Decision makes marriage equality the law of the land across the nation.
by Brian Leubitz
You can find many words on the marriage decision plastered all over the interwebs. But I wanted to point out the closing of Justice Kennedy’s decision in the 5-4 Obergefell decision.
No union is more profound than marriage, for it embodies the highest ideals of love, fidelity, devotion, sacrifice, and family. In forming a marital union, two people become something greater than once they were. As some of the petitioners in these cases demonstrate, marriage embodies a love that may endure even past death. It would misunderstand these men and women to say they disrespect the idea of marriage. Their plea is that they do respect it, respect it so deeply that they seek to find its fulfillment for themselves. Their hope is not to be condemned to live in loneliness, excluded from one of civilization’s oldest institutions. They ask for equal dignity in the eyes of the law. The Constitution grants them that right.

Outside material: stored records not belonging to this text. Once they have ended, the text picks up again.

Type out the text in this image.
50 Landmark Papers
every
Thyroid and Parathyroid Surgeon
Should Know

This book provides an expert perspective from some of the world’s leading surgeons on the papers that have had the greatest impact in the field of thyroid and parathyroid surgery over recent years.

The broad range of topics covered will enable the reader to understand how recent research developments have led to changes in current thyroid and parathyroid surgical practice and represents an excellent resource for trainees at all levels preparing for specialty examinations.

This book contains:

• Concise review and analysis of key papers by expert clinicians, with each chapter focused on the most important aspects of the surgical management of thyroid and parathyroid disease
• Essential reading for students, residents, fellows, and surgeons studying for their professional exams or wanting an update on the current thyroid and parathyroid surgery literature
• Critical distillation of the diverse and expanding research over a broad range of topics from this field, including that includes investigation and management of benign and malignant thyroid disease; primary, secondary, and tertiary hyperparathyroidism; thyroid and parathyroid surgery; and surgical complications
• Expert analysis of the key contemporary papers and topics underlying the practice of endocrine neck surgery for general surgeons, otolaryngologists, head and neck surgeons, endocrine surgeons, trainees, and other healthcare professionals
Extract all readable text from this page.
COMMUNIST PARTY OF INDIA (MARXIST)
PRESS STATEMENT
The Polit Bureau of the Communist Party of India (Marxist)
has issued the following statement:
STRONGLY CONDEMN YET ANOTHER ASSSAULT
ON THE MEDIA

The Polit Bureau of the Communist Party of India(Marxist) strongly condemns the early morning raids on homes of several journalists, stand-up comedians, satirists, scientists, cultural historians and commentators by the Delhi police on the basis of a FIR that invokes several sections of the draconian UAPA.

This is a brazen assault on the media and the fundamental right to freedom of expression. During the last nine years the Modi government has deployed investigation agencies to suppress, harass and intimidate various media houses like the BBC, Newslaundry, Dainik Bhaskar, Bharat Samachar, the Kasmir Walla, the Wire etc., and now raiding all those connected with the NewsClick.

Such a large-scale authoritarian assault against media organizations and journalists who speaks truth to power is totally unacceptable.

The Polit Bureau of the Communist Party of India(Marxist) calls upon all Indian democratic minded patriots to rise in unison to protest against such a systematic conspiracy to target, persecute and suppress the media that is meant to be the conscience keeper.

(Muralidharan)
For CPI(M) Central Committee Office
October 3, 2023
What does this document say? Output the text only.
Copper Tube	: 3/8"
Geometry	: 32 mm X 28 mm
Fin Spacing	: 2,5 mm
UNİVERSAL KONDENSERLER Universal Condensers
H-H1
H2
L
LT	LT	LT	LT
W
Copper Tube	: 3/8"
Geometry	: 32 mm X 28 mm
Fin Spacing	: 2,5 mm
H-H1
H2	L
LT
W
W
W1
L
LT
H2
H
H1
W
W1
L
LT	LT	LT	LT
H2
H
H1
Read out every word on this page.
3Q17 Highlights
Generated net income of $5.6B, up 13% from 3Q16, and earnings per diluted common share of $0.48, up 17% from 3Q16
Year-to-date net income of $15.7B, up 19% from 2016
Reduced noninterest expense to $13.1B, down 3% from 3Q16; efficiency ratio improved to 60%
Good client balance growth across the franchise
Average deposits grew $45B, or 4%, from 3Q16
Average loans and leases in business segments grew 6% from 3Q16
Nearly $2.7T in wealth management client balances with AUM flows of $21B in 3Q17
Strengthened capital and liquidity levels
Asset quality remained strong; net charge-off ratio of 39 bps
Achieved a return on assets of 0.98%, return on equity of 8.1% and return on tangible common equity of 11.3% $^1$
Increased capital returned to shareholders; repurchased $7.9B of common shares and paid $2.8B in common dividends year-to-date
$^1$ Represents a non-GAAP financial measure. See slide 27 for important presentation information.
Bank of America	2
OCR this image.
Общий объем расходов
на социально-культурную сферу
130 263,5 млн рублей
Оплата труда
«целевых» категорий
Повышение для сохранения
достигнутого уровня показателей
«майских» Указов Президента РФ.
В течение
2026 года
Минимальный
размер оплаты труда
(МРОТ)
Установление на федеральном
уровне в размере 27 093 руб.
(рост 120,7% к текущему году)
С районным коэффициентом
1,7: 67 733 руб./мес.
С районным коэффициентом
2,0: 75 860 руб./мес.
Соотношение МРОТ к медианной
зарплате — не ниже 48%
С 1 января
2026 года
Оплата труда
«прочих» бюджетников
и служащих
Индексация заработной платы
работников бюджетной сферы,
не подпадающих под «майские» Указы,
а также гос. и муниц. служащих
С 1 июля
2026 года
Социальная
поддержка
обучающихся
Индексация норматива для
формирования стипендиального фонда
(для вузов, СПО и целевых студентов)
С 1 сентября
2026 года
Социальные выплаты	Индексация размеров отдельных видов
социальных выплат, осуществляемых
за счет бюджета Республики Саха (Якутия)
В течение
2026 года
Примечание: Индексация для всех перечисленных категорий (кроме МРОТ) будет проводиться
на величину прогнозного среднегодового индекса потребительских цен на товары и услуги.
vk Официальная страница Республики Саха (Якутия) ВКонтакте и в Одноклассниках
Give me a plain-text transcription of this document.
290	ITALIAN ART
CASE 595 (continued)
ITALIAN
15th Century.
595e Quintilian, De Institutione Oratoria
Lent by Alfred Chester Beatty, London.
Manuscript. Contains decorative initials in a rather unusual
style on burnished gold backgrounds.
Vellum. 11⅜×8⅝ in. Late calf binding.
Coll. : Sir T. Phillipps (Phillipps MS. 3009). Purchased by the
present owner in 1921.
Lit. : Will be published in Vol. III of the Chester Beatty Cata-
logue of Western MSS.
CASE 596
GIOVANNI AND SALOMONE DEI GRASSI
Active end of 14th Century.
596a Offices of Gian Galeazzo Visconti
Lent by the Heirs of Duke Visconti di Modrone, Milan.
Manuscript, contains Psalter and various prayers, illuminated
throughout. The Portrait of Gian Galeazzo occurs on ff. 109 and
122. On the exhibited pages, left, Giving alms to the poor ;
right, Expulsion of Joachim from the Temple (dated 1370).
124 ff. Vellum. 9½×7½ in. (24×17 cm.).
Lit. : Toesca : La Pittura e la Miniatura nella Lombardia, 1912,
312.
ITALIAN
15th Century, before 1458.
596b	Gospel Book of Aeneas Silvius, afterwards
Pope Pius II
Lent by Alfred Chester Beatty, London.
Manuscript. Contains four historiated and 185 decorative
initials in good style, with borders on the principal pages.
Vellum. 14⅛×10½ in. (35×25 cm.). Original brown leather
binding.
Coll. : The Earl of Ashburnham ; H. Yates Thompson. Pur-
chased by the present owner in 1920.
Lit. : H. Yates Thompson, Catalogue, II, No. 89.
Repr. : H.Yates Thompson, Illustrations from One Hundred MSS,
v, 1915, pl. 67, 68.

The judgment of the Court of Appeals for the Sixth Circuit is reversed.
It is so ordered. (Obergefell v Hodges)
As many have stated, marriage equality isn’t the end of the fight for LGBT rights or civil rights more broadly, there isn’t such thing as the end of that fight. We’ve seen too much over the past weeks and months to think that is the case. Even within the LGBT community, there are a litany of lines that are arbitrarily drawn, yet the results are all too real.
Yet, for one day, love wins. And that makes this a good day. And for my fellow San Franciscans, what a happy #SFPride this will be.